Sykes explained the lyrical content: "It's about how most of the time my life feels like this unmanageable monster that I can't keep at bay," he said. "There's the lyric, 'The Devil told me, no room for cheats. I thought I sold my soul, but he kept the receipt', which is me getting a second chance - even though it seemed like I had a death wish. Rather than trying to fight these demons, I should embrace them."
"I think that, secretly, I find depression romantic," Sykes continued, "it's almost like this euphoric sadness that cleanses your mind if you just let it happen, and that's what the album is all about: celebrating the darkness."
The burden of melancholy is a prevalent theme on That's the Spirit. Keyboardist Jordan Fish explained to Rolling Stone that even when life is going well, there's sometimes a nagging sadness that's hard to shake. "I think most people have that," he said. "It's a slightly incomplete feeling that's always there, and that comes from real life. Everyone has their own issues and anxieties, and mostly the new songs are about accepting them and trying to remain positive because there's nothing else you can do."
This song originally had a different title. Jordan Fish told Kerrang: "Doomed was originally going to be called What A State. But the whole track changed, so we decided that the name should change with it too. There's a little fun fact for you! These words are actually still in there, if you listen closely to the songs, you can hear a quiet 'what a state' in between each of the verses. And that's me you're hearing!"

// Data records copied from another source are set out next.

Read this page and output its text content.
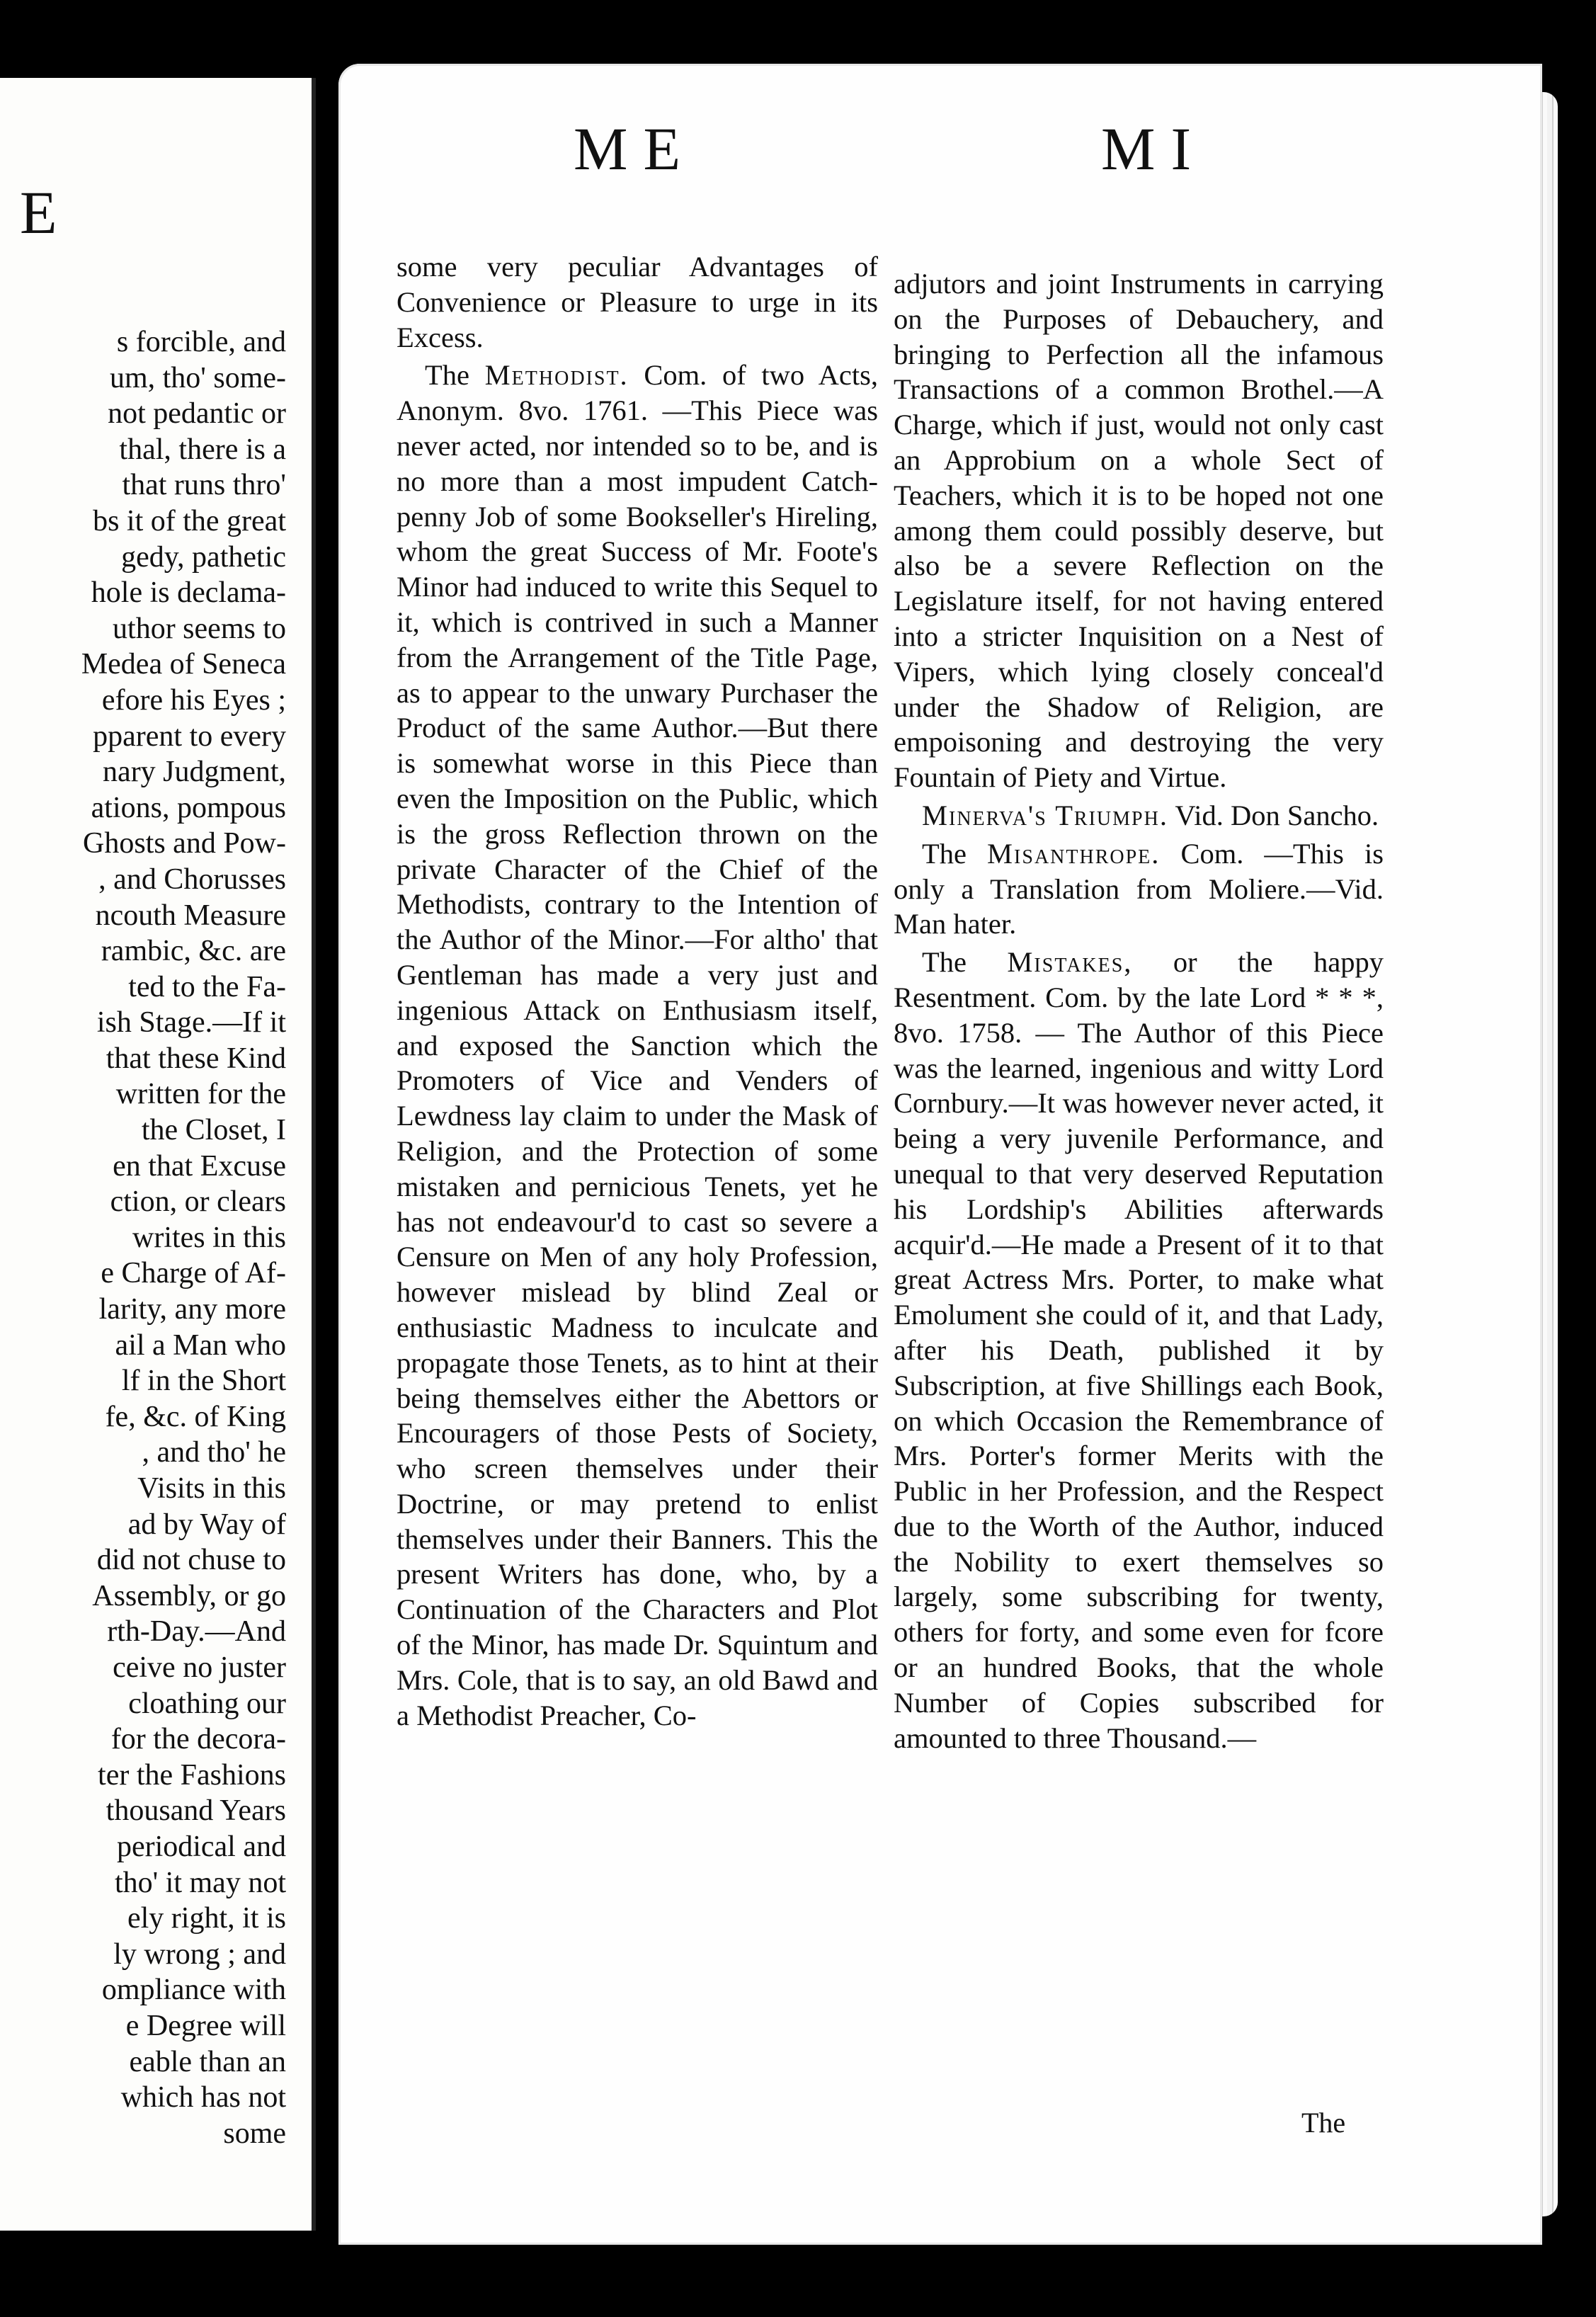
E
s forcible, and
um, tho' some-
not pedantic or
thal, there is a
that runs thro'
bs it of the great
gedy, pathetic
hole is declama-
uthor seems to
Medea of Seneca
efore his Eyes ;
pparent to every
nary Judgment,
ations, pompous
Ghosts and Pow-
, and Chorusses
ncouth Measure
rambic, &c. are
ted to the Fa-
ish Stage.—If it
that these Kind
written for the
the Closet, I
en that Excuse
ction, or clears
writes in this
e Charge of Af-
larity, any more
ail a Man who
lf in the Short
fe, &c. of King
, and tho' he
Visits in this
ad by Way of
did not chuse to
Assembly, or go
rth-Day.—And
ceive no juster
cloathing our
for the decora-
ter the Fashions
thousand Years
periodical and
tho' it may not
ely right, it is
ly wrong ; and
ompliance with
e Degree will
eable than an
which has not
some
ME	MI

some very peculiar Advantages of Convenience or Pleasure to urge in its Excess.

The Methodist. Com. of two Acts, Anonym. 8vo. 1761. —This Piece was never acted, nor intended so to be, and is no more than a most impudent Catch-penny Job of some Bookseller's Hireling, whom the great Success of Mr. Foote's Minor had induced to write this Sequel to it, which is contrived in such a Manner from the Arrangement of the Title Page, as to appear to the unwary Purchaser the Product of the same Author.—But there is somewhat worse in this Piece than even the Imposition on the Public, which is the gross Reflection thrown on the private Character of the Chief of the Methodists, contrary to the Intention of the Author of the Minor.—For altho' that Gentleman has made a very just and ingenious Attack on Enthusiasm itself, and exposed the Sanction which the Promoters of Vice and Venders of Lewdness lay claim to under the Mask of Religion, and the Protection of some mistaken and pernicious Tenets, yet he has not endeavour'd to cast so severe a Censure on Men of any holy Profession, however mislead by blind Zeal or enthusiastic Madness to inculcate and propagate those Tenets, as to hint at their being themselves either the Abettors or Encouragers of those Pests of Society, who screen themselves under their Doctrine, or may pretend to enlist themselves under their Banners. This the present Writers has done, who, by a Continuation of the Characters and Plot of the Minor, has made Dr. Squintum and Mrs. Cole, that is to say, an old Bawd and a Methodist Preacher, Co-

adjutors and joint Instruments in carrying on the Purposes of Debauchery, and bringing to Perfection all the infamous Transactions of a common Brothel.—A Charge, which if just, would not only cast an Approbium on a whole Sect of Teachers, which it is to be hoped not one among them could possibly deserve, but also be a severe Reflection on the Legislature itself, for not having entered into a stricter Inquisition on a Nest of Vipers, which lying closely conceal'd under the Shadow of Religion, are empoisoning and destroying the very Fountain of Piety and Virtue.

Minerva's Triumph. Vid. Don Sancho.

The Misanthrope. Com. —This is only a Translation from Moliere.—Vid. Man hater.

The Mistakes, or the happy Resentment. Com. by the late Lord * * *, 8vo. 1758. — The Author of this Piece was the learned, ingenious and witty Lord Cornbury.—It was however never acted, it being a very juvenile Performance, and unequal to that very deserved Reputation his Lordship's Abilities afterwards acquir'd.—He made a Present of it to that great Actress Mrs. Porter, to make what Emolument she could of it, and that Lady, after his Death, published it by Subscription, at five Shillings each Book, on which Occasion the Remembrance of Mrs. Porter's former Merits with the Public in her Profession, and the Respect due to the Worth of the Author, induced the Nobility to exert themselves so largely, some subscribing for twenty, others for forty, and some even for fcore or an hundred Books, that the whole Number of Copies subscribed for amounted to three Thousand.—

The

Speaking in a 2019 Kerrang interview, Jordan Fish said this was the hardest Bring Me the Horizon track to write to date. "We stressed about it for ages and I felt like I'd failed, because we'd dedicated so much time to it," the keyboardist said. "We couldn't get the chorus right and we were so frustrated we thought the song was dead. When we finally got it right it was such a relief. I'm pleased we didn't settle for second best with that one."